According to local authorities, Sweden has shown a 3.8% decrease in the number of passengers on flights since the beginning of 2019. This figure includes 8.7% for domestic flights and 2.6% for flights to foreign countries. The introduction of the environmental tax on air transport and Greta Thunberg’s activism seem to have discouraged Swedes from flying.
However, these figures contradict the projections for the next few years. According to Airbus, the number of aircraft in service will double by 2039, reaching 48,000. What’s more, fleet renewal will make it possible to become carbon neutral. Passenger numbers are also expected to double from 4.3 billion in 2018 to 8.2 billion in 2037*.
From a professional point of view, when it comes to travel policies, companies need to be pragmatic. Trains can be chosen for journeys of less than 3 hours and beyond that the plane is preferred. Some regions, such as Asia or the United States, favour air transport given their geographical size and therefore the time it takes to travel.
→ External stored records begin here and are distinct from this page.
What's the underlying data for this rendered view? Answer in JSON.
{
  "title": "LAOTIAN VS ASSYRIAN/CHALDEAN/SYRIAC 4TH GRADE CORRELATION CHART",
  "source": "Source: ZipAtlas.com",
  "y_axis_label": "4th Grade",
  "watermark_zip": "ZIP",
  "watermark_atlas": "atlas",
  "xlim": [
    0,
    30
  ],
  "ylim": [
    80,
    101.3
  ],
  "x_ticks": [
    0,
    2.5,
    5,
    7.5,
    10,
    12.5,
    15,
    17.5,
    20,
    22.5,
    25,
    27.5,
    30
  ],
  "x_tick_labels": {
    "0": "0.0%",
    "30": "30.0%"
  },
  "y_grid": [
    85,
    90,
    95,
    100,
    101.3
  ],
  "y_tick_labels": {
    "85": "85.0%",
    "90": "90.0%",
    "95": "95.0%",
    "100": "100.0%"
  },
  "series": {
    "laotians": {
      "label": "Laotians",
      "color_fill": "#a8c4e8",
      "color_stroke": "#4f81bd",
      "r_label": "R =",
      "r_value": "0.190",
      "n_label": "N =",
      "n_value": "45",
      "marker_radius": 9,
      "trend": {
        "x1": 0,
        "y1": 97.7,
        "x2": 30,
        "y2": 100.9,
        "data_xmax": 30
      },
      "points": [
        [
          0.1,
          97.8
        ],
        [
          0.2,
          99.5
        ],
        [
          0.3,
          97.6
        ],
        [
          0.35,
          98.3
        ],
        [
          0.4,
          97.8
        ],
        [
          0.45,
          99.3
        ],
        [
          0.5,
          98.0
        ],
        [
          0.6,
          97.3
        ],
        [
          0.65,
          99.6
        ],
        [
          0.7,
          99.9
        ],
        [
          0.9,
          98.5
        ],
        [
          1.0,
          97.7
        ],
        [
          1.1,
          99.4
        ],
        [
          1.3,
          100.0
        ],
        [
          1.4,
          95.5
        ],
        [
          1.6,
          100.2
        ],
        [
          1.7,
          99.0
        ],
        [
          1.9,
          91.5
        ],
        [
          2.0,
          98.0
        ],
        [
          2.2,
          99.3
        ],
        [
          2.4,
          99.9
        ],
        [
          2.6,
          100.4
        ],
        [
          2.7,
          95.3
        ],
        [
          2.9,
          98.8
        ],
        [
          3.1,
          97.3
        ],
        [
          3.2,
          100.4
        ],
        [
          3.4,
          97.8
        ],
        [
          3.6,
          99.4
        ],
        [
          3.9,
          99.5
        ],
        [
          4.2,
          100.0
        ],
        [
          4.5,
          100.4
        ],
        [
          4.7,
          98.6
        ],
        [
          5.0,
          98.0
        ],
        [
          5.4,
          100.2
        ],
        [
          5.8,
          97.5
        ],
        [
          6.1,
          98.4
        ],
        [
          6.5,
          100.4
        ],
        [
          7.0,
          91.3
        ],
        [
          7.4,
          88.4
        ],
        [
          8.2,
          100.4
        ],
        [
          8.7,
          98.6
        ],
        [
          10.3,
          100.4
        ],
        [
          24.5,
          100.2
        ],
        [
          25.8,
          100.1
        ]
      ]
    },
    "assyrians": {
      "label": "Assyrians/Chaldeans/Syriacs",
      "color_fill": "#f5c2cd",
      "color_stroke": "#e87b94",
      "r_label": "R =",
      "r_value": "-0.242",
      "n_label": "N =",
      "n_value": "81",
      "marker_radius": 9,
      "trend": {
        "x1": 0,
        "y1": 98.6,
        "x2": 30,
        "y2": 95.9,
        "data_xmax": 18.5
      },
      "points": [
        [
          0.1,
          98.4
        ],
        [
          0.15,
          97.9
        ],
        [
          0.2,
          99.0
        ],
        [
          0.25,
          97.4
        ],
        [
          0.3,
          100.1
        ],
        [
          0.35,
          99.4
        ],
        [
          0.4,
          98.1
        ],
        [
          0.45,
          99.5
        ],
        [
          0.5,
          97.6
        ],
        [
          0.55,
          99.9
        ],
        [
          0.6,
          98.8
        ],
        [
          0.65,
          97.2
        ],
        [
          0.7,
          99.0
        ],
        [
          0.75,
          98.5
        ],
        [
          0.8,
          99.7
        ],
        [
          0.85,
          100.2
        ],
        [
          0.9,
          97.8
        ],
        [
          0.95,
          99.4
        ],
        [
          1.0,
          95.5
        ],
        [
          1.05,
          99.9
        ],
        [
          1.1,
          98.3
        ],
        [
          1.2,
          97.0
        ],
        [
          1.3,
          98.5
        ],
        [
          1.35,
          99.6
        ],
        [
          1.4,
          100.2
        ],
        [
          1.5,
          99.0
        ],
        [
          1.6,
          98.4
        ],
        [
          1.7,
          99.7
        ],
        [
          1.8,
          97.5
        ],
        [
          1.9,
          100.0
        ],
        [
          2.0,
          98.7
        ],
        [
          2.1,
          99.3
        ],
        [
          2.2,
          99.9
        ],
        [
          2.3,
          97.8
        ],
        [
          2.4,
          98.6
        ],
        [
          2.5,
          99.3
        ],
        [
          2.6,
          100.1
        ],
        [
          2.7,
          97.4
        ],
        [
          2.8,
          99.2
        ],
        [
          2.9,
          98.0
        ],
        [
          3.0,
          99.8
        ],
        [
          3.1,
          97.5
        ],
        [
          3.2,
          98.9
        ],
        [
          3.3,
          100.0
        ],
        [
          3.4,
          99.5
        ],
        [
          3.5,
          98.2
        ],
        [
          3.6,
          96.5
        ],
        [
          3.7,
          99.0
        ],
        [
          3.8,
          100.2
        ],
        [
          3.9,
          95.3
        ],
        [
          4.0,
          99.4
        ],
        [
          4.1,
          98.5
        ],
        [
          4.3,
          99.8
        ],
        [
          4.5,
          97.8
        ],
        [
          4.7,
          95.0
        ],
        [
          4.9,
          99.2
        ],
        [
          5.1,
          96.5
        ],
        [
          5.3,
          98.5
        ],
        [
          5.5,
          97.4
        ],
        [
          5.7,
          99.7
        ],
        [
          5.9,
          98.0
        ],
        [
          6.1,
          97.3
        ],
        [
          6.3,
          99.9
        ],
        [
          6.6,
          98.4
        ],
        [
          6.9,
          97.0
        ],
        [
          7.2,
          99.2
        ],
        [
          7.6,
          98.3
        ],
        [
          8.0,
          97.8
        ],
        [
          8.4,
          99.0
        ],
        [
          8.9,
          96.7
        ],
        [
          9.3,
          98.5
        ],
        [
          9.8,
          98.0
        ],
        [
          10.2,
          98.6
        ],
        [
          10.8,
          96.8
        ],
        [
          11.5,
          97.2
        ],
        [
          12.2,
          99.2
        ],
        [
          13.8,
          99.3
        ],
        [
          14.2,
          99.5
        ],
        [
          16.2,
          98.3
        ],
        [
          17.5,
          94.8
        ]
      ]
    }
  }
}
However, the environmental demands from customers, both private and professional, are increasingly being felt and transport operators must be prepared to respond to them. To achieve carbon-neutral growth by 2039, the industry will need to be innovative in terms of resources, but also in terms of communication to enhance the value of the actions implemented, and to reassure the increasingly sceptical public.
Although unpopular, some measures have already been tested by airlines, such as charging a surcharge to offset carbon emissions or no longer providing in-flight duty-free sales. The CORSIA programme, designed and adopted in 2016 to offset and reduce CO2 emissions for international aviation, will also be closely monitored.
The stakes are high for players in this sector. They will have to increase communication about their actions and results, or they run the risk of having their image tarnished and their business substantially weakened.